On February 1, the U.S. Commerce Department, Bureau of Industry & Security (BIS), announced a settlement (available here) with Princeton University in connection with 37 alleged violations of the Export Administration Regulations (EAR). The EAR are the main regulations that govern exports of commercial goods, software and technology; BIS has principal responsibility for administering and enforcing the EAR.

The settlement is a valuable reminder of the amount of export-controlled activity that takes place at and involving universities, academic medical centers, and other research institutions. Penalties for export violations can be significant. Legal departments, compliance departments, and offices of sponsored research therefore must ensure that faculty – many of whom may be non-U.S. nationals – are aware of their responsibilities under U.S. export law.

Alleged Violations

According to BIS, the violations occurred when Princeton exported strains and recombinants of animal pathogen to non-U.S. research institutions. These items are controlled for export for chemical and biological reasons, and thus an export license is required to make the exports. Princeton did not obtain the necessary export licenses.

Recipients of these exports were located in the following countries:

  • Australia
  • Belgium
  • Canada
  • China
  • Denmark
  • France
  • Hungary
  • India
  • Israel
  • Japan
  • Portugal
  • Singapore
  • South Korea
  • Switzerland
  • United Kingdom

Settlement Details

Princeton agreed to pay a civil penalty of $54,000. Princeton also agreed to complete one external audit within six months of the settlement date and one subsequent internal audit of its export compliance program. The results of both audits must be submitted to BIS, along with detailed plans for any necessary corrective actions.

In addition, Princeton is required to submit two reports – one due 12 months from the settlement date, the other due 24 months from the settlement date – describing export compliance enhancements it has made.

Failure to meet any of these requirements could lead to additional penalties, including Princeton losing its export privileges.

Analysis of Matter

Most of the countries to which these exports were made are close U.S. allies – the list is not exactly the axis of evil. While there are undoubtedly trade tensions with China, most U.S. exports to most Chinese destinations are authorized.
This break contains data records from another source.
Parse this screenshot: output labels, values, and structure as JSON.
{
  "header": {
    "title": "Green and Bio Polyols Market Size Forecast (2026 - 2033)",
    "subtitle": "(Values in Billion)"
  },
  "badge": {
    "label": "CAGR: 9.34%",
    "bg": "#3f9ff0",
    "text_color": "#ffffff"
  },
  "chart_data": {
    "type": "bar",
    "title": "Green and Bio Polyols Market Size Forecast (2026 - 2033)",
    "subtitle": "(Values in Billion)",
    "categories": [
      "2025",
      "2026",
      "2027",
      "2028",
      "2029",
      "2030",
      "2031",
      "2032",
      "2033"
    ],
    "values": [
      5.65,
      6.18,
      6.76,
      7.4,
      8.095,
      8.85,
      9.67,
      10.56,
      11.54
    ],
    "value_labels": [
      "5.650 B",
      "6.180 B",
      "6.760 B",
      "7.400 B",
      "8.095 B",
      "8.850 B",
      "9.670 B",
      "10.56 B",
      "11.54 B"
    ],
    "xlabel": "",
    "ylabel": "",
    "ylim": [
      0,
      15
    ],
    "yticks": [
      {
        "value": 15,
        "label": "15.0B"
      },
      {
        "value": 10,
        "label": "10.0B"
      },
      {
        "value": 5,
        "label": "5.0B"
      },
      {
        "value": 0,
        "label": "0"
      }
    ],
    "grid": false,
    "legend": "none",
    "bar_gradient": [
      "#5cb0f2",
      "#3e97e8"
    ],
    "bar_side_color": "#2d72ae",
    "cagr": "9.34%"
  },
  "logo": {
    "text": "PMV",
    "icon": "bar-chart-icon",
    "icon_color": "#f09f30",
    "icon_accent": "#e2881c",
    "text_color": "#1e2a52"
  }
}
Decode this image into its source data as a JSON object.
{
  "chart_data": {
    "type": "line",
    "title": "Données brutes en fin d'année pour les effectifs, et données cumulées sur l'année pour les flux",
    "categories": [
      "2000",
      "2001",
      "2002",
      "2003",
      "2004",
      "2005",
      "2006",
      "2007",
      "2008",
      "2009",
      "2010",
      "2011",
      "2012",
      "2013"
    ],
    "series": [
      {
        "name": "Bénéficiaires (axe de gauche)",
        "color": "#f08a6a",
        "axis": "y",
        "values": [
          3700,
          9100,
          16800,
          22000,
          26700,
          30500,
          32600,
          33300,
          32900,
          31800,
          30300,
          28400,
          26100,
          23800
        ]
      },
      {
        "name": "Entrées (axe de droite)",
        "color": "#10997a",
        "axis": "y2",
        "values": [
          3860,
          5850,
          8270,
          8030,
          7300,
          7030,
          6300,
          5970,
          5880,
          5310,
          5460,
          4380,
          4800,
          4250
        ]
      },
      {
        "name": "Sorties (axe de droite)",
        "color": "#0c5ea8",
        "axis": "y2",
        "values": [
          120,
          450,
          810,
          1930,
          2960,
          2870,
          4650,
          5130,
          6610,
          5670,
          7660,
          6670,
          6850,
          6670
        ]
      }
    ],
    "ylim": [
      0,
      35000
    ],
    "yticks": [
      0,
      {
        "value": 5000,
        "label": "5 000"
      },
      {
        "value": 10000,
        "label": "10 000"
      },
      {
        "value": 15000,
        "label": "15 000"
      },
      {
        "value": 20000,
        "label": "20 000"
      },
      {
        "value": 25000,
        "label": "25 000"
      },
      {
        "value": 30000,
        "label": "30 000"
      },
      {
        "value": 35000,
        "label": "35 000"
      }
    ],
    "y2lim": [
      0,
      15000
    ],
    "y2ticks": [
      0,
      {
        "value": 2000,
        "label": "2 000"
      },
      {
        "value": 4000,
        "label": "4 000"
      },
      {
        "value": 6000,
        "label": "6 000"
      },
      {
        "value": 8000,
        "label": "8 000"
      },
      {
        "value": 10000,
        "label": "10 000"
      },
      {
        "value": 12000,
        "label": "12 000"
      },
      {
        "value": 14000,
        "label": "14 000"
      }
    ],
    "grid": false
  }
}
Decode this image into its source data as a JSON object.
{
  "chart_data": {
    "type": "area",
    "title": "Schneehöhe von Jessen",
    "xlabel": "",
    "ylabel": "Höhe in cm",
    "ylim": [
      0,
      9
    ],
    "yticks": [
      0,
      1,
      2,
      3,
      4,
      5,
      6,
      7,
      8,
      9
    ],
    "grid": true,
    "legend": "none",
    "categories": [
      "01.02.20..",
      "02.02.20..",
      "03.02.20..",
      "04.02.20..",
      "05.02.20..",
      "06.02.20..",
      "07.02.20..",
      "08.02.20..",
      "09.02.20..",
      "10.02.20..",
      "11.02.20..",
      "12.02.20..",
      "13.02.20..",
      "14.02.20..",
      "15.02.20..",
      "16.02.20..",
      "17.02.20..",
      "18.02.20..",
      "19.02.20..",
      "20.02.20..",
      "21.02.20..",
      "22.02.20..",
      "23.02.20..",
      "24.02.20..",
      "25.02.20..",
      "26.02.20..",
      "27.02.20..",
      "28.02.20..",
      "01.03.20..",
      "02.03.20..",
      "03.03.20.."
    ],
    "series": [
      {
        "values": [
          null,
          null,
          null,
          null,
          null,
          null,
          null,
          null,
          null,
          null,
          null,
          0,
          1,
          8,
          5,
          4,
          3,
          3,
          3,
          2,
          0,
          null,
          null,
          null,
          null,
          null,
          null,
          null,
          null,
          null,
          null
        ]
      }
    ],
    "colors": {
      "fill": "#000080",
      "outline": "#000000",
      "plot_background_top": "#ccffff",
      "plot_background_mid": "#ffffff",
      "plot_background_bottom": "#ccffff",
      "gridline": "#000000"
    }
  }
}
In addition, nowhere in the settlement documents does BIS assert that Princeton's actions were nefarious or posed a meaningful threat to national security. In fact, it seems likely that these exports were in furtherance of medical research, which arguably is in support of U.S. and other countries' national security.

Nonetheless, the purpose of an export is ultimately not relevant if the necessary authorization is not obtained. This is particularly important to remember in the university context given the perception that university research may be for the common good and/or is otherwise immune from licensing requirements.

Another challenge in the university and academic medical center research context is that students, postdoctoral researchers, and faculty are often not nationals of the United States. Even if authorized to be in the United States as part of the faculty or a student at a U.S. institution, U.S. export law views these non-U.S. nationals as though they were still in their home country. Export-controlled technical data shared with a non-U.S. national in the United States is treated the same as if a hard copy of that data was sent by courier to the individual's home country.

Takeaways for Research Institutions

While controls on technology do not appear to have been directly implicated in the Princeton settlement, technology can cross national borders – including through sharing such data orally or visually with a non-U.S. national in the United States – very easily. This is especially true at research institutions where the nature of collaboration means that there is an expectation that data will be shared openly. This is fine and desirable. But it also requires careful consideration and appropriate controls. Without such controls, more universities are likely to encounter export compliance problems when sharing goods and know-how with their counterparts.